Irish writer (1926–2022)

Patricia Burke Brogan (17 March 1926 – 5 September 2022) was an Irish playwright, novelist, poet and artist.

== Biography ==
After moving to Galway from County Clare aged two, Patricia Burke Brogan grew up surrounded by books and music. Her father was a huge influence on her childhood and she began reading and 'scribbling' at a young age. As Patricia grew up, her interest in art, music and writing continued and, despite being told she should focus on one area, she refused to choose between her great loves, as they "expressed different sides" of her. She kept this ethos throughout the years and divided her time between her writing and visual art. It was Patricia's first play, Eclipsed that would mark the start of an illustrious career.

Eclipsed was one of the first plays to tell the story of the Magdalene Laundries and was inspired by Patricia's experiences as a young novitiate. After seeing the horrendous goings on, Patricia decided that becoming a nun was not for her. Instead she decided to highlight the plight of these women in her writing.

The play won numerous awards, including a Fringe First at Edinburgh Theatre Festival in 1992, and the United States Moss Hart Award in 1994. To date, there have been 61 productions of Eclipsed on three continents, but the controversial work was not always so well received, being initially rejected by all of the main theatre companies, who said it was too controversial. To overcome this, a small company called Punchbag agreed to do it in 1992. She received some personal attacks for its production.
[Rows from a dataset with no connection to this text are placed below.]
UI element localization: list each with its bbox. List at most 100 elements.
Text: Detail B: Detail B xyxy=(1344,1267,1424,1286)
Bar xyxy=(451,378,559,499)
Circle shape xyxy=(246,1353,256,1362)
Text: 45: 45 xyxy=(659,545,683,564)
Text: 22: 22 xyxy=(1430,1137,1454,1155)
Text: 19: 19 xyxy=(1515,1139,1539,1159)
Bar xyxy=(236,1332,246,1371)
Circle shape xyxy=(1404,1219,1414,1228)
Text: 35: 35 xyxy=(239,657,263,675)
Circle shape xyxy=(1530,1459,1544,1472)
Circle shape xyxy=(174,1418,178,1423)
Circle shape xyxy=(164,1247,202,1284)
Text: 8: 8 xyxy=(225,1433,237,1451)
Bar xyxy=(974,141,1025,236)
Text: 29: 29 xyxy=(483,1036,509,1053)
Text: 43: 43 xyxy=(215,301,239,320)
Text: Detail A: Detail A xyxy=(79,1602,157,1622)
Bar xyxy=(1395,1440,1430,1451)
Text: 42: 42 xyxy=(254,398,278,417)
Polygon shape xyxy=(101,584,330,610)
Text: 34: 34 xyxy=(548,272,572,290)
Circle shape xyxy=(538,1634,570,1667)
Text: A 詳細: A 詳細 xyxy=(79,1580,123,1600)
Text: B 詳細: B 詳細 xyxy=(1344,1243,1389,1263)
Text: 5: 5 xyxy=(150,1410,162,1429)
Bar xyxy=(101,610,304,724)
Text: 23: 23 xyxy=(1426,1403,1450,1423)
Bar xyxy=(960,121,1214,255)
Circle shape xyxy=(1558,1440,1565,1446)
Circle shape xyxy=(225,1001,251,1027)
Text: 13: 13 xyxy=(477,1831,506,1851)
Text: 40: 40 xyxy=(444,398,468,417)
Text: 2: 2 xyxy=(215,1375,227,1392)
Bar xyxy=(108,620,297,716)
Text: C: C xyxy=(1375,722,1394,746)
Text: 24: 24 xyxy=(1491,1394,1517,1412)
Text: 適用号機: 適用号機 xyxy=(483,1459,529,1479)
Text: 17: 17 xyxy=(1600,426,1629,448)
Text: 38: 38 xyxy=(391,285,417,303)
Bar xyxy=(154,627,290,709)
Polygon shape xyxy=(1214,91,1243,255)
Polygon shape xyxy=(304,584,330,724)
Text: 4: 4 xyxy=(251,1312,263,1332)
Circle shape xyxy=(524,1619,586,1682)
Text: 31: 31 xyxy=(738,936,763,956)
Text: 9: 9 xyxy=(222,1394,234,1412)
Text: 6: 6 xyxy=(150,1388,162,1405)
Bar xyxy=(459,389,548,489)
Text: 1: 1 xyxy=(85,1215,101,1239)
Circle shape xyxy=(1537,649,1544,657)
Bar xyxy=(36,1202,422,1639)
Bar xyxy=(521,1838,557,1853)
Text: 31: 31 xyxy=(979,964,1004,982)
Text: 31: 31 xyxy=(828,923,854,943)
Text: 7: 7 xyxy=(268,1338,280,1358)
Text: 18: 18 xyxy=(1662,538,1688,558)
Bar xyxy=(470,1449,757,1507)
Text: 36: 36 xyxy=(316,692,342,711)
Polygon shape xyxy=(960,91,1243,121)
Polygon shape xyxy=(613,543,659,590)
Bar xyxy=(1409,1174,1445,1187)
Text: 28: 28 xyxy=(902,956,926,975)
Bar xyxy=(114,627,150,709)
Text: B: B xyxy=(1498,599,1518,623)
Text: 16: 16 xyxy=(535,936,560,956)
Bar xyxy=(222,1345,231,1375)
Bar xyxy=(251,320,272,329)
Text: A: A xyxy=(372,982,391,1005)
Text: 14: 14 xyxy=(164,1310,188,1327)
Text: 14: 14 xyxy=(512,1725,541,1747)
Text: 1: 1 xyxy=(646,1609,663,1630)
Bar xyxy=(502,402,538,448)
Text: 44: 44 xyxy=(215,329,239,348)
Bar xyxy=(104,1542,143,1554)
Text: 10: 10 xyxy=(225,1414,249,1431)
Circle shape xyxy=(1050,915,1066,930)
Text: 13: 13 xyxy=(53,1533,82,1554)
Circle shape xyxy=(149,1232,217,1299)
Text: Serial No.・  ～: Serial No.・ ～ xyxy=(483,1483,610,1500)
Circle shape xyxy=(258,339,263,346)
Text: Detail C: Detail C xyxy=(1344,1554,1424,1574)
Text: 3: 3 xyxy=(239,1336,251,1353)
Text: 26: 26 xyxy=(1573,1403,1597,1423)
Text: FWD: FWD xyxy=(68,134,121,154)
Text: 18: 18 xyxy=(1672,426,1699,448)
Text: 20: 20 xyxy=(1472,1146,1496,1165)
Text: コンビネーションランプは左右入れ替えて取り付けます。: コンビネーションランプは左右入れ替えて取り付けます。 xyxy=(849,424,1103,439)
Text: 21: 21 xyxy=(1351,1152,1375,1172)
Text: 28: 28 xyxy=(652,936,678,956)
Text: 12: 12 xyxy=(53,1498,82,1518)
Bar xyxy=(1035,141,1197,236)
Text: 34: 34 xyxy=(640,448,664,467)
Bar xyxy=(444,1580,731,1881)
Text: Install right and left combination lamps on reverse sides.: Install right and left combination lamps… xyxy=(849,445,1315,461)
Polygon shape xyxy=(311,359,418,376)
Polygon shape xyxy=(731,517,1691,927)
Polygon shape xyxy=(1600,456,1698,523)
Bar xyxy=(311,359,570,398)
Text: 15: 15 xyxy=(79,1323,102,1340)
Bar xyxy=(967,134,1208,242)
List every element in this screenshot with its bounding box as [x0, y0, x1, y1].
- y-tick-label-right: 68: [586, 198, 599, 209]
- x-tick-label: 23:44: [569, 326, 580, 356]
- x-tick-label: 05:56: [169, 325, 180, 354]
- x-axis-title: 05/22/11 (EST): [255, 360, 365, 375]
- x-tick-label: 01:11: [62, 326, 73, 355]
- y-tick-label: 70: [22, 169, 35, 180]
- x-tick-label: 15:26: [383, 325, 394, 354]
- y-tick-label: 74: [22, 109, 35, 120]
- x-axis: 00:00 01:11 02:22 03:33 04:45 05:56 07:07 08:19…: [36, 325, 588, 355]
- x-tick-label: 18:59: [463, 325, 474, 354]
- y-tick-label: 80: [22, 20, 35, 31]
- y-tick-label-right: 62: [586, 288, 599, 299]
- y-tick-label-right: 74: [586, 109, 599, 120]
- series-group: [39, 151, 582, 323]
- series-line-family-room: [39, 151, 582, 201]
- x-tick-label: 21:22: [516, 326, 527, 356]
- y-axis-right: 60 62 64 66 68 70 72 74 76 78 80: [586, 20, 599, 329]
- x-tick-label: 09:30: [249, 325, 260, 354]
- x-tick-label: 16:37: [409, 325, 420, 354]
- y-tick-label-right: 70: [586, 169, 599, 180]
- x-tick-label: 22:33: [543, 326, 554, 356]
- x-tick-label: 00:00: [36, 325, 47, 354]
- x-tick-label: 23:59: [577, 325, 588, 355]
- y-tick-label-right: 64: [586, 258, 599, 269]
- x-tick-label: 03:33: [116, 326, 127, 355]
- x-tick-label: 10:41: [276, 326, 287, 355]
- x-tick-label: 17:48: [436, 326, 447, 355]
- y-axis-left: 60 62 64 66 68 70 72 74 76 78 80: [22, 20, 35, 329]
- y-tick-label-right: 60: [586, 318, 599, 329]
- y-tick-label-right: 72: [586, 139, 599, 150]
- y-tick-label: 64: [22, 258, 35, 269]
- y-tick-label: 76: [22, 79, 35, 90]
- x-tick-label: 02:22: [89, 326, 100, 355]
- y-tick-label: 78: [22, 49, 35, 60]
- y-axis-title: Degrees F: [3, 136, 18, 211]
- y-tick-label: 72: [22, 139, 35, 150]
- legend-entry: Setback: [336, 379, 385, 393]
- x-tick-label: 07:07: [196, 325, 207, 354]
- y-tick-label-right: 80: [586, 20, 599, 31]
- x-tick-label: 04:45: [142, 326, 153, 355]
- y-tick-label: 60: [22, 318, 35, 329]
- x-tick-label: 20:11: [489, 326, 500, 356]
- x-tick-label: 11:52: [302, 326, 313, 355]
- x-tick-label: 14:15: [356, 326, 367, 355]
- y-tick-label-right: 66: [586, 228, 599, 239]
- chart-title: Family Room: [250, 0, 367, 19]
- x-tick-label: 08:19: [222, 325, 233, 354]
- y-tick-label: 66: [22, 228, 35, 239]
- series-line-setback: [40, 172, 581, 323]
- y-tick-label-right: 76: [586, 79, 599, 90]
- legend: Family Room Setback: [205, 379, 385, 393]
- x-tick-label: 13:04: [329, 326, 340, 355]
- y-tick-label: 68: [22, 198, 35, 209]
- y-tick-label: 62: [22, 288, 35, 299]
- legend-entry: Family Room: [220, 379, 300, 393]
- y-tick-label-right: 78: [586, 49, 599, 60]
... there was some backlash and I really suffered with that play. I had someone cut my picture out of the paper and draw horns and different symbols on it and send it to me. I got up one morning and this had been thrown in the door, which was very upsetting and hard to handle. People thought I was being anti-Church but I wasn't. Everyone blamed the sisters, but the State did nothing to intervene.

Burke Brogan wrote two more plays, Requiem of Love and Stained Glass at Samhain (2002), and has also released a number of poetry collections. Her latest work, Décollage New and Selected Poems, was launched in October 2008 at the Galway City Museum. Requiem of Love, Stained Glass at Samhain, Décollage New and Selected Poems, and Eclipsed are all published by Wordsonthestreet. Her play "Eclipsed" is a text on the Leaving Certificate English Syllabus in Ireland.

Her "Memoir with Grykes & Turloughs", also published by Wordsonthestreet, was launched by Sabina Higgins at Galway Education Centre in 2014. She was a founding member of Galway Writers' Workshop in 1981 and was a regular attender until 2014. She was also a frequent contributor of poetry and memoir to Crannóg literary magazine.

She was an accomplished visual artist, her artwork appearing on the covers of Crannóg magazine and on the cover of "Galway Then, Galway Now", an anthology published for Galway's 2020 designation as City of Culture. Patricia was awarded Freedom of the City of Galway in 2022.